Keine Verschiebung trotz Pandemie
Aus Sicht von Tennet und auch der Landesregierung ist hiermit die Beteiligung gesichert. Und zwar ungeachtet der Tatsache, dass man sich mitten in der Hochphase der Corona-Pandemie befindet. Auf Abendblatt-Nachfrage sagt Joschka Touré, Sprecher des Energiewendeministeriums: „Eine Einschränkung der Beteiligung von Bürgerinnen und Bürgern trotz Pandemiebedingungen wird gerade dadurch vermieden, dass die maßgebliche Veröffentlichung über das Internet erfolgt, wo jederzeit und nicht nur zu Öffnungszeiten der Rathäuser Einsicht genommen werden kann.“ Im Mai sei ein bundesweit gültiges „Gesetz zur Sicherstellung ordnungsgemäßer Planungs- und Genehmigungsverfahren während der Covid-19-Pandemie“ beschlossen worden. Und wer die Pläne lieber in Augenschein nehmen wolle, könne, so Touré, dies in den Verwaltungen tun.

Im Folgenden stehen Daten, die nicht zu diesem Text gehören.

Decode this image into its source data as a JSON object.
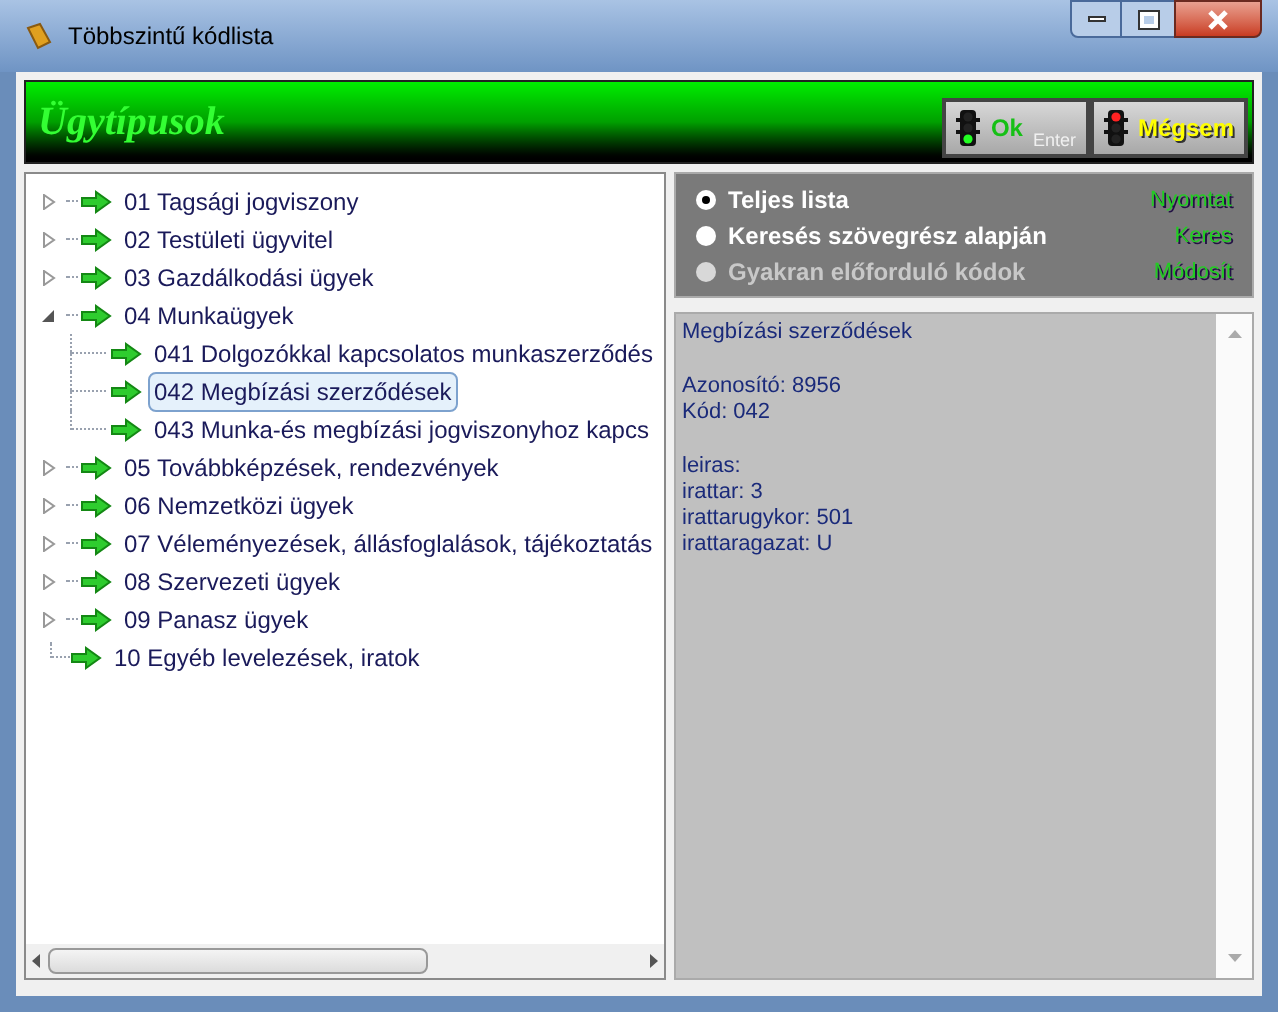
{
  "window": {
    "title": "Többszintű kódlista"
  },
  "header": {
    "title": "Ügytípusok"
  },
  "buttons": [
    {
      "label": "Ok",
      "hint": "Enter",
      "kind": "ok"
    },
    {
      "label": "Mégsem",
      "kind": "cancel"
    }
  ],
  "tree": [
    {
      "label": "01 Tagsági jogviszony",
      "expanded": false,
      "selected": false
    },
    {
      "label": "02 Testületi ügyvitel",
      "expanded": false,
      "selected": false
    },
    {
      "label": "03 Gazdálkodási ügyek",
      "expanded": false,
      "selected": false
    },
    {
      "label": "04 Munkaügyek",
      "expanded": true,
      "selected": false,
      "children": [
        {
          "label": "041 Dolgozókkal kapcsolatos munkaszerződés",
          "selected": false
        },
        {
          "label": "042 Megbízási szerződések",
          "selected": true
        },
        {
          "label": "043 Munka-és megbízási jogviszonyhoz kapcs",
          "selected": false
        }
      ]
    },
    {
      "label": "05 Továbbképzések, rendezvények",
      "expanded": false,
      "selected": false
    },
    {
      "label": "06 Nemzetközi ügyek",
      "expanded": false,
      "selected": false
    },
    {
      "label": "07 Véleményezések, állásfoglalások, tájékoztatás",
      "expanded": false,
      "selected": false
    },
    {
      "label": "08 Szervezeti ügyek",
      "expanded": false,
      "selected": false
    },
    {
      "label": "09 Panasz ügyek",
      "expanded": false,
      "selected": false
    },
    {
      "label": "10 Egyéb levelezések, iratok",
      "selected": false
    }
  ],
  "options": [
    {
      "label": "Teljes lista",
      "selected": true,
      "disabled": false
    },
    {
      "label": "Keresés szövegrész alapján",
      "selected": false,
      "disabled": false
    },
    {
      "label": "Gyakran előforduló kódok",
      "selected": false,
      "disabled": true
    }
  ],
  "actions": [
    "Nyomtat",
    "Keres",
    "Módosít"
  ],
  "details": [
    [
      "Megbízási szerződések"
    ],
    [
      "Azonosító: 8956",
      "Kód: 042"
    ],
    [
      "leiras:",
      "irattar: 3",
      "irattarugykor: 501",
      "irattaragazat: U"
    ]
  ]
}
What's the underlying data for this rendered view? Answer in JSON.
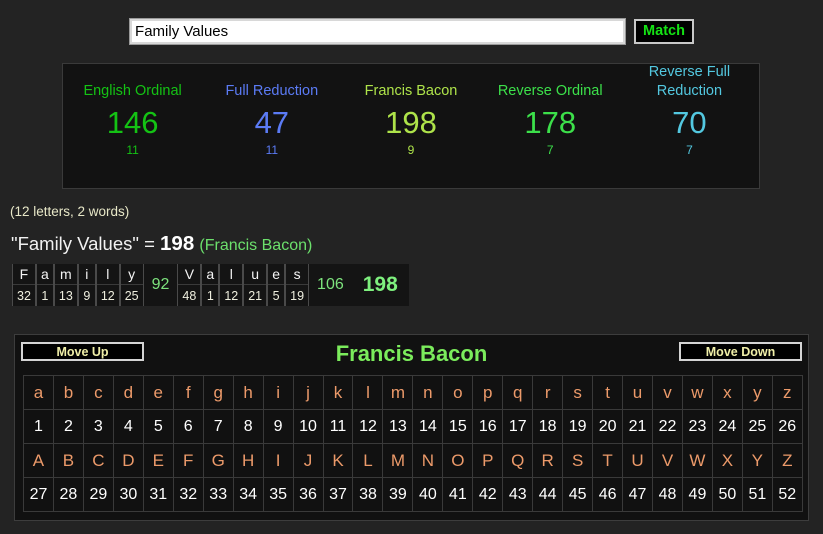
{
  "search": {
    "value": "Family Values",
    "placeholder": "",
    "match_label": "Match"
  },
  "ciphers": [
    {
      "name": "English Ordinal",
      "value": "146",
      "reduced": "11",
      "color": "#14c214"
    },
    {
      "name": "Full Reduction",
      "value": "47",
      "reduced": "11",
      "color": "#5b7bf5"
    },
    {
      "name": "Francis Bacon",
      "value": "198",
      "reduced": "9",
      "color": "#aee34a"
    },
    {
      "name": "Reverse Ordinal",
      "value": "178",
      "reduced": "7",
      "color": "#3ce04a"
    },
    {
      "name": "Reverse Full Reduction",
      "value": "70",
      "reduced": "7",
      "color": "#53c8e0"
    }
  ],
  "meta": {
    "letters_words": "(12 letters, 2 words)"
  },
  "headline": {
    "phrase": "\"Family Values\" =",
    "total": "198",
    "cipher": "(Francis Bacon)"
  },
  "breakdown": {
    "words": [
      {
        "letters": [
          "F",
          "a",
          "m",
          "i",
          "l",
          "y"
        ],
        "values": [
          "32",
          "1",
          "13",
          "9",
          "12",
          "25"
        ],
        "subtotal": "92"
      },
      {
        "letters": [
          "V",
          "a",
          "l",
          "u",
          "e",
          "s"
        ],
        "values": [
          "48",
          "1",
          "12",
          "21",
          "5",
          "19"
        ],
        "subtotal": "106"
      }
    ],
    "total": "198"
  },
  "alphabet_panel": {
    "title": "Francis Bacon",
    "move_up_label": "Move Up",
    "move_down_label": "Move Down",
    "lowercase": [
      "a",
      "b",
      "c",
      "d",
      "e",
      "f",
      "g",
      "h",
      "i",
      "j",
      "k",
      "l",
      "m",
      "n",
      "o",
      "p",
      "q",
      "r",
      "s",
      "t",
      "u",
      "v",
      "w",
      "x",
      "y",
      "z"
    ],
    "lowercase_values": [
      "1",
      "2",
      "3",
      "4",
      "5",
      "6",
      "7",
      "8",
      "9",
      "10",
      "11",
      "12",
      "13",
      "14",
      "15",
      "16",
      "17",
      "18",
      "19",
      "20",
      "21",
      "22",
      "23",
      "24",
      "25",
      "26"
    ],
    "uppercase": [
      "A",
      "B",
      "C",
      "D",
      "E",
      "F",
      "G",
      "H",
      "I",
      "J",
      "K",
      "L",
      "M",
      "N",
      "O",
      "P",
      "Q",
      "R",
      "S",
      "T",
      "U",
      "V",
      "W",
      "X",
      "Y",
      "Z"
    ],
    "uppercase_values": [
      "27",
      "28",
      "29",
      "30",
      "31",
      "32",
      "33",
      "34",
      "35",
      "36",
      "37",
      "38",
      "39",
      "40",
      "41",
      "42",
      "43",
      "44",
      "45",
      "46",
      "47",
      "48",
      "49",
      "50",
      "51",
      "52"
    ]
  },
  "colors": {
    "background": "#232323",
    "panel": "#121212",
    "letter_accent": "#ec9a6a",
    "green_accent": "#7ef07e",
    "button_text": "#f0efa8"
  }
}
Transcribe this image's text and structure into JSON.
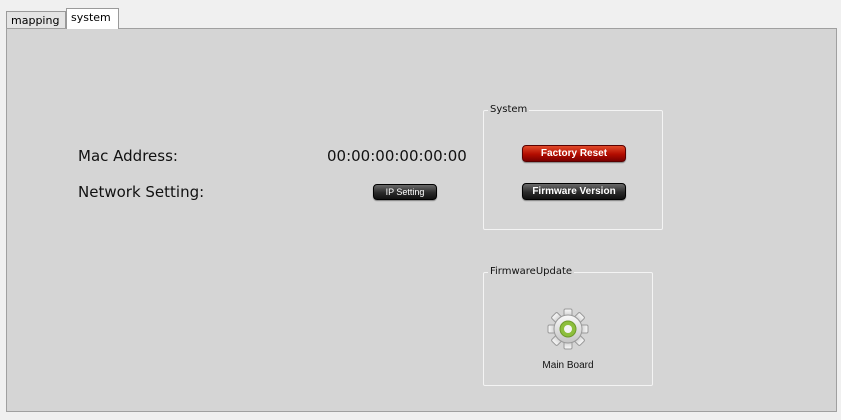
{
  "tabs": [
    {
      "label": "mapping",
      "active": false
    },
    {
      "label": "system",
      "active": true
    }
  ],
  "info": {
    "mac_label": "Mac Address:",
    "mac_value": "00:00:00:00:00:00",
    "network_label": "Network Setting:",
    "ip_button": "IP Setting"
  },
  "system_group": {
    "title": "System",
    "factory_reset": "Factory Reset",
    "firmware_version": "Firmware Version"
  },
  "firmware_update": {
    "title": "FirmwareUpdate",
    "main_board_label": "Main Board",
    "icon": "gear-icon"
  },
  "colors": {
    "panel_bg": "#d5d5d5",
    "reset_button": "#b30c00",
    "dark_button": "#2a2a2a",
    "gear_accent": "#8dbf3c"
  }
}
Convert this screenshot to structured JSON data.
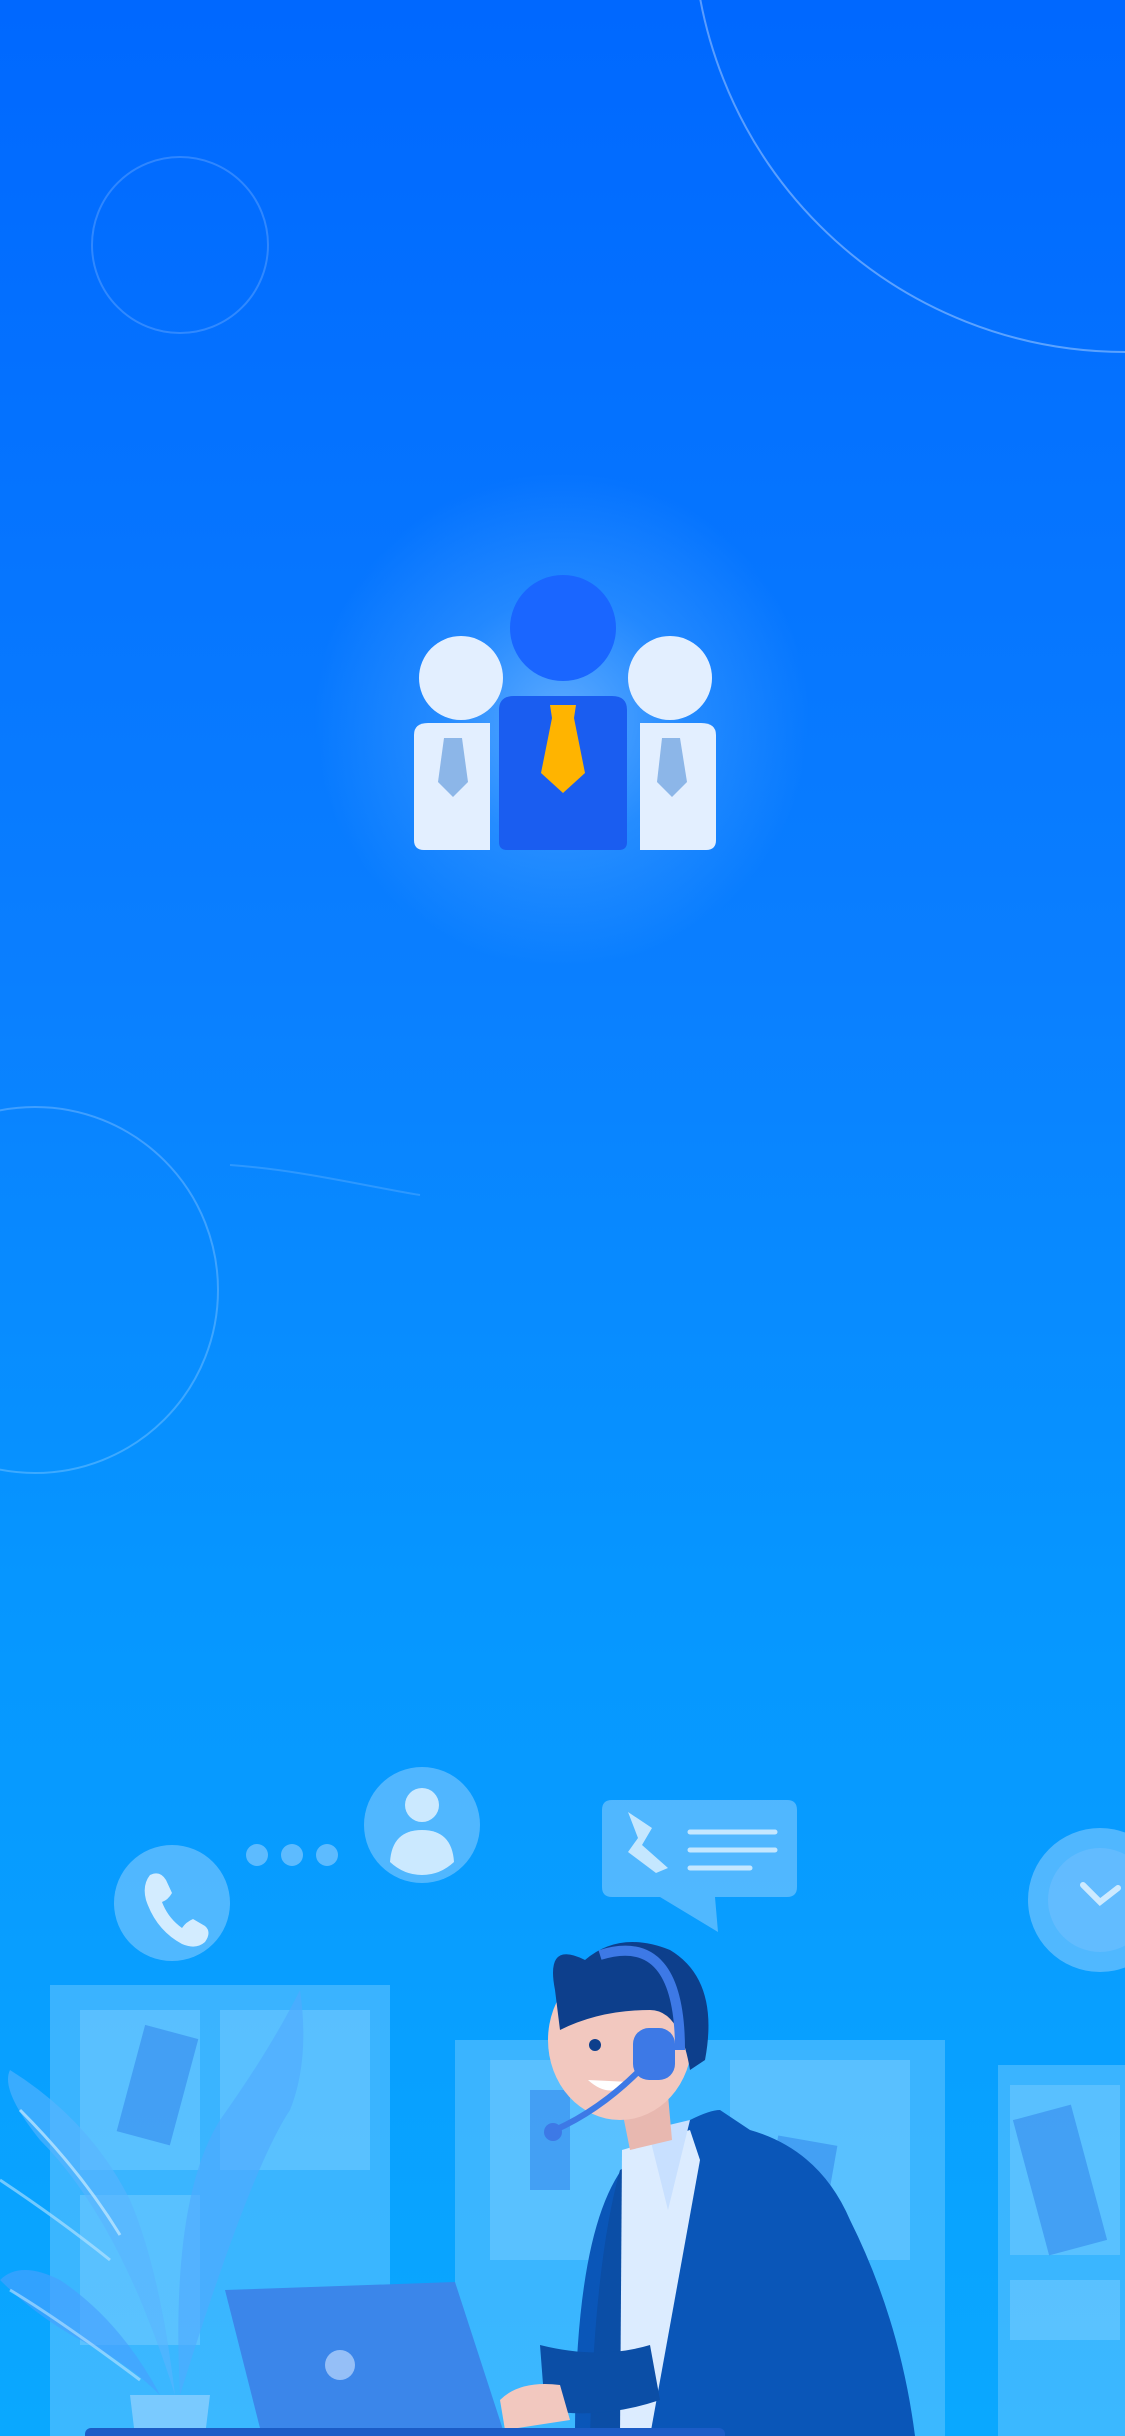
{
  "screen": {
    "type": "splash",
    "background_top": "#0068ff",
    "background_bottom": "#0aa8ff"
  },
  "logo": {
    "icon": "team-users-icon",
    "primary_color": "#1a66ff",
    "tie_color": "#ffb400",
    "secondary_color": "#e3efff"
  },
  "illustration": {
    "subject": "customer-service-agent",
    "icons": [
      "phone-icon",
      "ellipsis-icon",
      "user-avatar-icon",
      "chat-bubble-icon",
      "clock-icon",
      "headset-icon",
      "laptop-icon",
      "plant-icon"
    ]
  }
}
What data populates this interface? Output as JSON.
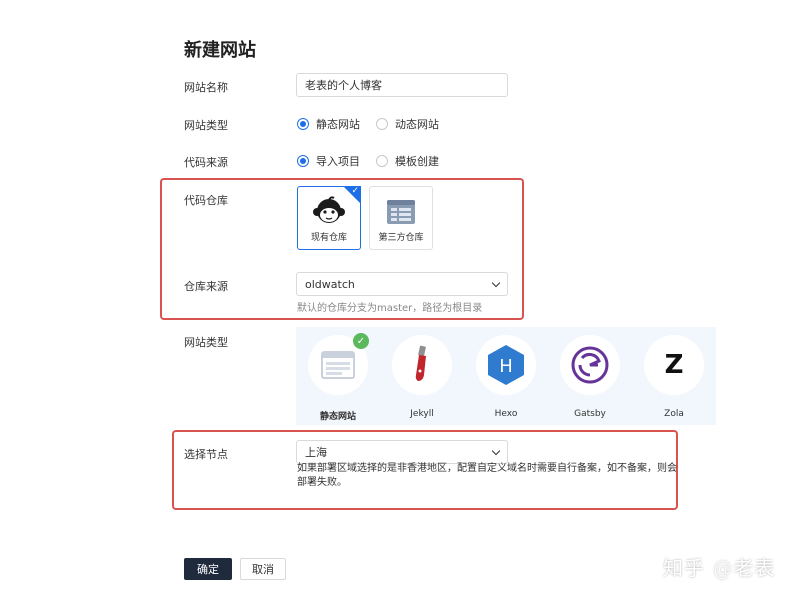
{
  "title": "新建网站",
  "site_name": {
    "label": "网站名称",
    "value": "老表的个人博客"
  },
  "site_type": {
    "label": "网站类型",
    "options": [
      "静态网站",
      "动态网站"
    ],
    "selected": "静态网站"
  },
  "code_source": {
    "label": "代码来源",
    "options": [
      "导入项目",
      "模板创建"
    ],
    "selected": "导入项目"
  },
  "code_repo": {
    "label": "代码仓库",
    "cards": [
      "现有仓库",
      "第三方仓库"
    ],
    "selected": "现有仓库"
  },
  "repo_source": {
    "label": "仓库来源",
    "value": "oldwatch",
    "hint": "默认的仓库分支为master，路径为根目录"
  },
  "framework": {
    "label": "网站类型",
    "cards": [
      "静态网站",
      "Jekyll",
      "Hexo",
      "Gatsby",
      "Zola"
    ],
    "selected": "静态网站",
    "hexo_letter": "H",
    "zola_letter": "Z"
  },
  "node": {
    "label": "选择节点",
    "value": "上海",
    "hint": "如果部署区域选择的是非香港地区，配置自定义域名时需要自行备案，如不备案，则会部署失败。"
  },
  "buttons": {
    "ok": "确定",
    "cancel": "取消"
  },
  "watermark": "知乎 @老表",
  "colors": {
    "accent": "#1e6ee8",
    "highlight_border": "#d9534f",
    "check_green": "#5cb85c",
    "primary_button": "#1f2a3c"
  }
}
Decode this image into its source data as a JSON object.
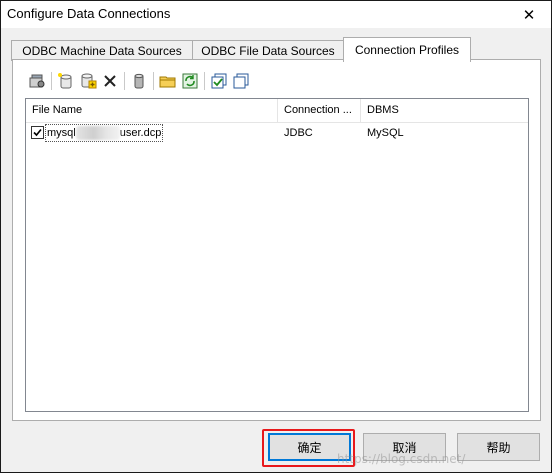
{
  "window": {
    "title": "Configure Data Connections",
    "close_glyph": "✕"
  },
  "tabs": [
    {
      "label": "ODBC Machine Data Sources",
      "active": false
    },
    {
      "label": "ODBC File Data Sources",
      "active": false
    },
    {
      "label": "Connection Profiles",
      "active": true
    }
  ],
  "toolbar": {
    "icons": [
      "properties-icon",
      "new-profile-icon",
      "add-profile-icon",
      "delete-icon",
      "database-icon",
      "open-folder-icon",
      "refresh-icon",
      "select-all-icon",
      "copy-icon"
    ]
  },
  "list": {
    "columns": [
      "File Name",
      "Connection ...",
      "DBMS"
    ],
    "rows": [
      {
        "checked": true,
        "file_prefix": "mysql",
        "file_suffix": "user.dcp",
        "connection": "JDBC",
        "dbms": "MySQL"
      }
    ]
  },
  "buttons": {
    "ok": "确定",
    "cancel": "取消",
    "help": "帮助"
  },
  "watermark": "https://blog.csdn.net/"
}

Pandemie engt Spielraum für Beratungen ein
Eine Verschiebung stand also nicht zur Debatte. In Henstedt-Ulzburg wird das kritisiert. Die Gemeinde hat zwei Landtagsabgeordnete – Ole-Christopher Plambeck (CDU) und Stephan Holowaty (FDP) –, die sich beide gegen den beabsichtigen Verlauf der Trasse stellen. „Die Gremien der Gemeinde müssen dazu tagen können, auch der Planungs- und Bauausschuss“, sagt Holowaty, der Vorsitzender dieses Gremiums ist. Aus seiner Sicht ist die Zeit sehr knapp. Grundsätzlich gibt es in Henstedt-Ulzburg eine mehrheitliche Bereitschaft, im Zweifelsfall gegen einen Planfeststellungsbeschluss vor dem Bundesverwaltungsgericht zu klagen, hierzu lässt sich die Gemeinde seit längerer Zeit von einer Kieler Rechtsprofessorin beraten. Holowaty: „Es gibt Leute, die wollen auf jeden Fall klagen. Und es gibt jene, die je nach Erfolgsaussicht klagen wollen.“ Es geht darum, ob das sogenannte „Schutzgut Mensch“ ausreichend abgewogen worden ist. Die Tennet-Planer haben das stets beteuert, aus ihrer Sicht wäre eine Trasse entlang der A20 komplizierter zu realisieren – und dazu teurer.
Gemeinde erwägt Klage
Ole-Christopher Plambeck hätte das Thema gerne erst dann auf der Tagesordnung gehabt, wenn die Corona-Situation weniger dramatisch ist. „Es wäre besser gewesen, alles um drei Monate zu verschieben. Ich gehe davon aus, dass ein gewisser Druck vorhanden ist. Aber alle Betroffenen müssen genug Zeit haben, um sich abzustimmen. Und das geht besser, wenn man sich sehen kann. Wir haben einen Lockdown. Das hat mit einer öffentlichen Auslegung in normalen Zeiten nichts zu tun. Einige Bürger haben Hemmungen, zu den öffentlichen Veranstaltungen zu gehen.“ Allerdings habe die Tennet eine gesetzliche Aufgabe, die Planungen durchzuführen. Die Landespolitik habe hier keine Einflussmöglichkeit, so Plambeck. Er und Holowaty wollen sich Anfang Januar mit Henstedt-Ulzburgs Bürgermeisterin Ulrike Schmidt und Vertretern der Fraktionen zusammensetzen, um das weitere Vorgehen zu besprechen.